I recently read Peter Brannen’s excellent book “The Ends of the World: Volcanic Apocalypses, Lethal Oceans And Our Quest To Understand Earth's Past Mass Extinctions”. He has packed quite a few details on the geologic triggers and ecologic upheavals the earth has witnessed from time to time, resulting in the episodic reorganization of the earth’s biosphere.
In the chapter on the Late Cretaceous mass extinction he writes, referring to the Deccan Basalts, .. “today in Western India, 11,500 -foot-tall bar-coded mountains, like the jagged banded peaks of Mahabaleshwar have been carved from this surfeit of molten rock”.  He presents a lively discussion on what impact such a prolonged phase of volcanism could have had on environmental health and biodiversity. 
The view below of a section of the Deccan Basalts at Warandha Ghat, SW of Pune city, illustrates nicely the 'bar coded mountains" that Brannen mentions.
Repeated effusion of lava which spread rapidly away from eruptive vents has produced the distinct layered architecture.  Differential weathering of softer and hard layers produces intermittent rubbly vegetated slopes alternating with scarps resulting in a "bar coded" edifice. 
But what about the 11,500 foot tall reference? "Tall" will be read by most as elevation. That is a curious number since the "jagged banded peaks" of the popular hill station of Mahabaleshwar are around 4700 feet high. The highest region in the Deccan Volcanic Province is Kalsubai near Nasik, standing at 5400 feet.

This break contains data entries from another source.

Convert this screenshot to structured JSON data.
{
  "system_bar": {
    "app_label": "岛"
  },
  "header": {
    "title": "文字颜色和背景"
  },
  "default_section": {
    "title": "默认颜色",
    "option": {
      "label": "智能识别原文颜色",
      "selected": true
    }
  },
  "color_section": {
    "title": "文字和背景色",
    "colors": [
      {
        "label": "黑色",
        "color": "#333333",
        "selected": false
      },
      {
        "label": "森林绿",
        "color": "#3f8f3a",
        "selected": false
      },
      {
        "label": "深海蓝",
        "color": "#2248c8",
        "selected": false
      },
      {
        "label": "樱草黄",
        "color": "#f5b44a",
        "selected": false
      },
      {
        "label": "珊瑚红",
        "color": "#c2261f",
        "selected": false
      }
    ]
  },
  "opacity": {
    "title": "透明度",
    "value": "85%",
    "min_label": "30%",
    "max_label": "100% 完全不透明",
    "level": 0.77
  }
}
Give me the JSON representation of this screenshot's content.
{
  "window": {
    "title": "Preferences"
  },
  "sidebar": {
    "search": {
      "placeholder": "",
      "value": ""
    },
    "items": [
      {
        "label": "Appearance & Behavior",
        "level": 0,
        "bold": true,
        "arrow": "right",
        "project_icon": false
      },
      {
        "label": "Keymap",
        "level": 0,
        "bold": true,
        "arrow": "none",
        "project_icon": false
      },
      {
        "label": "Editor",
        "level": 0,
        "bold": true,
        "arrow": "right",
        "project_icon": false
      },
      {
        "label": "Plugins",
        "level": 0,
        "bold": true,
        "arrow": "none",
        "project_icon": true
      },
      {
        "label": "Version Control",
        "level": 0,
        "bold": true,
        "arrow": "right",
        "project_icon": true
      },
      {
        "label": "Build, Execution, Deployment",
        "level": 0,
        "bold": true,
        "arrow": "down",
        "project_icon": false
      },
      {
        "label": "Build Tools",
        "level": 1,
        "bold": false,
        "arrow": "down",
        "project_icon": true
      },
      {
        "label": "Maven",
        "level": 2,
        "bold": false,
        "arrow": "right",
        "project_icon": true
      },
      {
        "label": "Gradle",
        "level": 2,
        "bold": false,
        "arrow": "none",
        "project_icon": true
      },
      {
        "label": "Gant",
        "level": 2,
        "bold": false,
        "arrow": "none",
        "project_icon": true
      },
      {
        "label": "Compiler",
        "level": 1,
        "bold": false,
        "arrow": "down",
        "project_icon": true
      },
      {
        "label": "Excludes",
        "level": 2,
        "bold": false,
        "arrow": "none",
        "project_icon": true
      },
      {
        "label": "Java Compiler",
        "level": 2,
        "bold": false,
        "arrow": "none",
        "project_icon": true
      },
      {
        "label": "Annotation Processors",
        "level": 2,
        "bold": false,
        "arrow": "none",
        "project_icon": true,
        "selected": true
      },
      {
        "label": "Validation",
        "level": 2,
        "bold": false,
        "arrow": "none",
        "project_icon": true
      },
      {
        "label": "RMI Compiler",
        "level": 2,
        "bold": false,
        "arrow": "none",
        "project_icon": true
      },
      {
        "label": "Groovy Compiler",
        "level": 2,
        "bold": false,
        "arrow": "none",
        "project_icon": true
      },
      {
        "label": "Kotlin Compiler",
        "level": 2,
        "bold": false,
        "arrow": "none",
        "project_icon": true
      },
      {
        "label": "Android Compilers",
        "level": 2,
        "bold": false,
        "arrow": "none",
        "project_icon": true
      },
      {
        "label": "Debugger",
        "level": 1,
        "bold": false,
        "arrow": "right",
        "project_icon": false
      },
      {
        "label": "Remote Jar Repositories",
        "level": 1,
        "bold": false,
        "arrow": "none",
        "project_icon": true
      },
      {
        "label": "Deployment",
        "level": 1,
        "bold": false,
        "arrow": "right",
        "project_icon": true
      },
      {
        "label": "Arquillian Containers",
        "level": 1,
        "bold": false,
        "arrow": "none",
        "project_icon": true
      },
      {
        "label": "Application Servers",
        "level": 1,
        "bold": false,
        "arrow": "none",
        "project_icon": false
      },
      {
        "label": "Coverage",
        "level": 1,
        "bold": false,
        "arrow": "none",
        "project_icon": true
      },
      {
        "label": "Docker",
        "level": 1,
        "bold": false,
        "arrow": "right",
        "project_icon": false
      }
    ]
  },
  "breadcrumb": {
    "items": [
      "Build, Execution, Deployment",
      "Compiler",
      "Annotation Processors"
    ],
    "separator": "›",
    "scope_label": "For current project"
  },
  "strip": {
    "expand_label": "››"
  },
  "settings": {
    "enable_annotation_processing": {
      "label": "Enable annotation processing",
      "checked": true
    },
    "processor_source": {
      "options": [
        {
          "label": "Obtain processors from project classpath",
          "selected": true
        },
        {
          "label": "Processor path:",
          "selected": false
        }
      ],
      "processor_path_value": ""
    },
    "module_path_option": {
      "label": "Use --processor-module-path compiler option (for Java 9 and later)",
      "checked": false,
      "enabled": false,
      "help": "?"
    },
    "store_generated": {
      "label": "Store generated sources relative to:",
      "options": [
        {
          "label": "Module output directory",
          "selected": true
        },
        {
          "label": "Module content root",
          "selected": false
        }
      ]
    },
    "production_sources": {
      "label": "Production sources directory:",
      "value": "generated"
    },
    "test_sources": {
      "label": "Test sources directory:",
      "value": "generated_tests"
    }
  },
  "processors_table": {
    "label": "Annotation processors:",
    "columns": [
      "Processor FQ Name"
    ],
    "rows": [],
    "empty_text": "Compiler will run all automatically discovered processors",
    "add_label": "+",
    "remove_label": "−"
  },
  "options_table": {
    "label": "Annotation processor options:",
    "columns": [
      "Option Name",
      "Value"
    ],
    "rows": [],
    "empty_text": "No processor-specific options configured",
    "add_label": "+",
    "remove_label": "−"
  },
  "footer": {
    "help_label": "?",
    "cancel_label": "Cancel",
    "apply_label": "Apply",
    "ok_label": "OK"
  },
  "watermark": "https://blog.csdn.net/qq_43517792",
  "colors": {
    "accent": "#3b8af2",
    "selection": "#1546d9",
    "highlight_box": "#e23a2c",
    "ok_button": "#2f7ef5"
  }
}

Why such a large discrepancy between Brannen and the measured elevation in the Deccan Volcanic Province? I suspect what Brannen is referring to is a composite stratigraphic thickness of the lava in Western Maharashtra. Refer to the table below. It presents two different approaches to organizing the lava pile into discrete units. 
Source: Vivek S Kale and coworkers 2017- Geological Society of London, Special Publications.
"Lithostratigraphy" relies on systematic physical differences in lava packages to classify them into formal units. The "Chemostratigraphy" classification uses chemical differences in successive phases of eruption to subdivided the lava pile.
Add up the thickness of the individual units and you end up with a 3400 meters or 11,150 feet thick section of lava. Branner may have used a slightly different estimate of lava thickness to arrive at a 11,500 foot thickness for the Deccan Basalts.
If, as seen in the section at Warandha Ghat, the lava is nearly horizontally disposed, why then is the stack of lava "only" 4700 feet at Mahabaleshwar and caps out at 5400 feet at Kalsubai?
The answer is in the way the different subunits of the lava are exposed all across the volcanic province. The map below shows sections of the Deccan Traps at different locations.
 
Source: L Vanderklyusen and coworkers 2011- Journal of Petrology. 
In this map, the chemostratigraphic subdivisions are shown. What is important is that all the subunits never stack up in any one place. The reason is in the regional structure of the volcanic pile. It is in the form of a gently waveform with younger packages of lava offlapping towards the south.
Source: M. Widdowson and K.G. Cox 1996: Earth and Planetary Science Letters. 
This north to south cross section of the Deccan Traps along the Western 
region shows how different subgroups are exposed along the profile. You 
can see how at any one place the lava thickness and altitude is between 
1000 to 1500 meters ASL. 
It is important to mention that this is a regional view of the lava section across a distance of around 650 km depicted with a 40x vertical exaggeration. The inclination of the lava layers is very subtle and has been deduced from careful measurements of the altitude of the subunit boundaries at different locations along the profile.
The section below shows a close up of the lava stratigraphy along two north to south profiles in mid Western Maharashtra in the well known Harishchandragarh - Bhimashankar area. Notice again how only a few of the units stack in any one location.
Source: Vivek S Kale and coworkers 2017- Geological Society of London, Special Publications. 
Why did such an arrangement of the lava units emerge? Is the waveform a regional volcanic dome with lava radiating from one central eruptive center? Or is it due to post-eruption arching of the crust? Have younger lava sections been removed by erosion from the northerly locales, or has there been a southerly migration of eruptive centers over time, resulting in the offlapping arrangement? Anne E. Jay and Mike Widdowson in a study published in the Geological Society of London estimate that as much as 1.5 km of lava section has been removed by erosion from the Nasik area. That region would have stood much taller tens of millions of years ago. We will leave these questions lingering for another time.
What I do wish is that Mahabaleshwar really stood 11,500 feet tall. I could have ice skated on Lake Venna.